Foi o quarto dia de bombardeios aéreos intensos das forças do regime contra a região, onde 400 mil habitantes vivem sob um forte cerco desde 2013. Mais de 200 civis já foram mortos e centenas ficaram feridos nos ataques.

Paralelamente, a escalada da tensão entre Washington e Damasco também vem fazendo cada vez mais vítimas. O comando militar americano no Oriente Médio estimou em pelo menos cem o número de combatentes pró-governo sírio mortos em um ataque de represália lançado nesta quinta-feira.

Armas químicas e petróleo

Washington suspeita do uso de armas químicas por parte do governo sírio e de uma milícia aliada. A França também acusa Damasco de usar cloro contra civis. O ataque inicial foi lançado por forças leais ao presidente Bashar al-Assad em instalações de petróleo e gás essenciais na província de Deir Ezzor, controlada pelas forças curdas apoiadas por Washington.

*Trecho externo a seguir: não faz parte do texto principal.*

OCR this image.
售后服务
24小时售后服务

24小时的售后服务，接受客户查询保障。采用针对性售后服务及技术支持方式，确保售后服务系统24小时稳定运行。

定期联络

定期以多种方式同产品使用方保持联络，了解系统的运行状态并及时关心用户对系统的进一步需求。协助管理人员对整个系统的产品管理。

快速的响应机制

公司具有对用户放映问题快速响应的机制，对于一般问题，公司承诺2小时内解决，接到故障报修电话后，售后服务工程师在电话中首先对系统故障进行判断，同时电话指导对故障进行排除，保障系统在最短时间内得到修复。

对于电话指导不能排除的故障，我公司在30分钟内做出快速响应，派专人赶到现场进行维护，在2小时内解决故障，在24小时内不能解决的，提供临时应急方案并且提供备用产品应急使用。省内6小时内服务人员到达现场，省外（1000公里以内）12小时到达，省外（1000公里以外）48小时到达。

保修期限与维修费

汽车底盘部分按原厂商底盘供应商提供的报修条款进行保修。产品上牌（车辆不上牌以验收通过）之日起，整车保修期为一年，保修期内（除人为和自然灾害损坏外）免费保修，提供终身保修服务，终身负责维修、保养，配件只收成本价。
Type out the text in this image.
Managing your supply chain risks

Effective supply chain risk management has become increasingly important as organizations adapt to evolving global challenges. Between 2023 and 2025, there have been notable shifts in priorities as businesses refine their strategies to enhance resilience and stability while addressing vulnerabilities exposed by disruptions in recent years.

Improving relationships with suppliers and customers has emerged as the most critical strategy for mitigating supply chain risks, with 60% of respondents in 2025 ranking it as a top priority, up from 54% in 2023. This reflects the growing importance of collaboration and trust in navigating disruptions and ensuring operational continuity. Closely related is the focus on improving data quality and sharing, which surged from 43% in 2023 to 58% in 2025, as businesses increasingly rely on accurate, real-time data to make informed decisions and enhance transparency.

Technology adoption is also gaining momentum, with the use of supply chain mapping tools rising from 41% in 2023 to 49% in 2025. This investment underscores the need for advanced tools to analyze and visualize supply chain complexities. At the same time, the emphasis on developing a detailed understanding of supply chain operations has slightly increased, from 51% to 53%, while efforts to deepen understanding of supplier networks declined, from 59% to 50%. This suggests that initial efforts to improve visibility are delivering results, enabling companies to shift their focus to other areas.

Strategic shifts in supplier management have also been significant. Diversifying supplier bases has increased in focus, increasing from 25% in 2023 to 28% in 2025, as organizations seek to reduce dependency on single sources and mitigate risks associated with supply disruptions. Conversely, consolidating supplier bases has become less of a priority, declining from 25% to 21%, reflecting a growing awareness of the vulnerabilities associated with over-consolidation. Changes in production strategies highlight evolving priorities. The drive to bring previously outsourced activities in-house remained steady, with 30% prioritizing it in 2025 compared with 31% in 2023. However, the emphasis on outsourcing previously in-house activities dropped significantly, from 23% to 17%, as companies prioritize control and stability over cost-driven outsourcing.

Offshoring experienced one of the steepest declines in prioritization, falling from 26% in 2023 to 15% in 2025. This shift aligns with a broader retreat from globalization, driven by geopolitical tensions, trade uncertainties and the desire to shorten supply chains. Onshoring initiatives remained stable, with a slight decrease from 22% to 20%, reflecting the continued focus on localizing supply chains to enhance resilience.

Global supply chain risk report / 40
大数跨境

Segundo o OSDH, que confirmou apenas 45 mortos entre as forças pró-governo, o ataque inicial aconteceu perto de Jasham. O diretor da ONG, Rami Abdel Rahman, disse que o objetivo do ataque parecia ser capturar um campo petrolífero-chave e uma grande planta de gás em uma zona controlada pelas Forças Democráticas Sírias (FDS).

A produção prévia à guerra do campo de petróleo de Omar, um dos maiores da Síria, era de 30 mil barris diários, enquanto a do campo de gás de Conoco era de 13 milhões de metros cúbicos por dia.

A imprensa estatal síria confirmou que dezenas de pessoas morreram nos confrontos, mas parecia negar que as forças afetadas fossem soldados do governo, ao descrever as vítimas como "forças populares".